Current price is 3558, just above the pivot at 3584.765 and below resistance at 3687.837, indicating limited upside momentum near term. The MACD histogram is negative and expanding, which confirms weakening trend momentum. RSI_6 at 49.862 is neutral, so there is no oversold buying signal. The moving average structure is bearish (SMA_200 > SMA_20 > SMA_5), which is not supportive of an immediate entry. Support sits at 3481.694 and then 3418.017, while resistance is 3687.837 and 3751.514. The stock trend model also projects weakness over the next week and month.

["Analysts remain mostly bullish overall, with multiple Buy/Outperform ratings still in place.", "TD Cowen and Oppenheimer both raised targets and highlighted improving DIFM market share and better commercial sales productivity.", "Argus upgraded the stock to Buy and sees an inflection point in profit growth starting in Q3.", "Revenue in the latest quarter grew 8.15% YoY, showing the business is still expanding."]
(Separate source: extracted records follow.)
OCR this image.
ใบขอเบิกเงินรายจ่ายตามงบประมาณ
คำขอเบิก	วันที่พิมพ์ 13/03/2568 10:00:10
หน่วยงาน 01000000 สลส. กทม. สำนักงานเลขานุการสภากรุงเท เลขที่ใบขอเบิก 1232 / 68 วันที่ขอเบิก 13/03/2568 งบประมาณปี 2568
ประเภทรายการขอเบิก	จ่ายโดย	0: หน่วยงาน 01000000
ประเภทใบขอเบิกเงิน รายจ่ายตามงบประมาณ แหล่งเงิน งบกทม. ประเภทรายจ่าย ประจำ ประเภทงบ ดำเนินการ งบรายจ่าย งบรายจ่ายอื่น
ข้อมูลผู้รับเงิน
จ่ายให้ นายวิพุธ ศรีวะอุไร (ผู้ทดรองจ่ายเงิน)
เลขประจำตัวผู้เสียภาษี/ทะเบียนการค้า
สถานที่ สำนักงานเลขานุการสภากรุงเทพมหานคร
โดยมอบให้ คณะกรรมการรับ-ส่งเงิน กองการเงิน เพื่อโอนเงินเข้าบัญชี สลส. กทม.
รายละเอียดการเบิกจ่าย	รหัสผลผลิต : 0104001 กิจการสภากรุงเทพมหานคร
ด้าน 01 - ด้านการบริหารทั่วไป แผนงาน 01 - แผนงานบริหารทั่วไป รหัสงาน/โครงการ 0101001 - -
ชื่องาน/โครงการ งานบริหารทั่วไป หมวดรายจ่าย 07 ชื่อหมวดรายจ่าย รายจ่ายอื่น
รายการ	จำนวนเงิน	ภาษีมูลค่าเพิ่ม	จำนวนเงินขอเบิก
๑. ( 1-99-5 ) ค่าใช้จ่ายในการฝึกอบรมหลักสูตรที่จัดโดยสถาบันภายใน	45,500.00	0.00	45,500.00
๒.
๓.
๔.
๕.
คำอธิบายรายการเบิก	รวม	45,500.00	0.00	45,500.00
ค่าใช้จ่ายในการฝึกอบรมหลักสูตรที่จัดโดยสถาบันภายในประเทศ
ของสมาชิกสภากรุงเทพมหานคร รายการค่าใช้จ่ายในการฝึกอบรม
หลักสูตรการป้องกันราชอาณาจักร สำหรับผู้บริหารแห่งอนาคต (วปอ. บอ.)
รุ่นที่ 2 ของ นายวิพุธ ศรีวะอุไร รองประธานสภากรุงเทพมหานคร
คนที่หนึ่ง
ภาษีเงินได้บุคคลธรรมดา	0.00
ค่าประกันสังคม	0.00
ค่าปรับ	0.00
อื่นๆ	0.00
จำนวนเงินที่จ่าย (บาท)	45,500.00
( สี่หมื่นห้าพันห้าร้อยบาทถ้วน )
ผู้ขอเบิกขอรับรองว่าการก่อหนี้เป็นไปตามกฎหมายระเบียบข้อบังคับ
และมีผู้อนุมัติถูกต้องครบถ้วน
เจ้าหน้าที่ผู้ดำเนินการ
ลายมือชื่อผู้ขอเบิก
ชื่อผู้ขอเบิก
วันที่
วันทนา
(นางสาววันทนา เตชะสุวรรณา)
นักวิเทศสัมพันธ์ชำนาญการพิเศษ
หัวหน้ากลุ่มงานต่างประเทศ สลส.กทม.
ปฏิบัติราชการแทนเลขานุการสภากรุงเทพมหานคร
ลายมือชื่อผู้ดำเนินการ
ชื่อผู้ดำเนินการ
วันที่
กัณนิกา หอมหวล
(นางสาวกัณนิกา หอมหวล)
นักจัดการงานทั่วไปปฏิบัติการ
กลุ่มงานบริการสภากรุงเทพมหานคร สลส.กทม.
["No news in the recent week, so there is no fresh event-driven catalyst.", "Latest quarter net income declined 3.91% YoY and EPS fell 2.33% YoY.", "Gross margin declined 2.54% YoY, showing profitability pressure.", "Technicals are bearish with negative MACD expansion and a weak moving average structure.", "Historical stock trend data suggests downside over the next week and month.", "Hedge funds and insiders are neutral with no meaningful recent accumulation.", "Congress trading was balanced, with one buy and one sell, offering no strong directional signal."]
In 2026/Q2, AutoZone delivered revenue of 4,274,098,000, up 8.15% year over year, which is a solid growth trend. However, net income fell 3.91% YoY to 468,860,000, EPS declined 2.33% YoY to 27.63, and gross margin slipped to 52.49, down 2.54%. This shows sales growth is intact, but margins and earnings momentum softened in the latest quarter season (Q2 2026).
Wall Street remains generally constructive. Recent actions include TD Cowen lowering its target to $4,250 but keeping Buy, Oppenheimer raising to $4,300 with Outperform, and Argus upgrading to Buy with a $4,325 target. Several firms trimmed targets after Q2 due to softer comps and weather-related pressure, including Mizuho, BMO, Evercore, Morgan Stanley, Roth, and Truist, but most maintained positive ratings. Pros: strong long-term market share gains, improving commercial/DIFM execution, and expectations for profit growth inflection. Cons: near-term comp sales softness, margin pressure, and less visibility into stabilization of revenue and margins.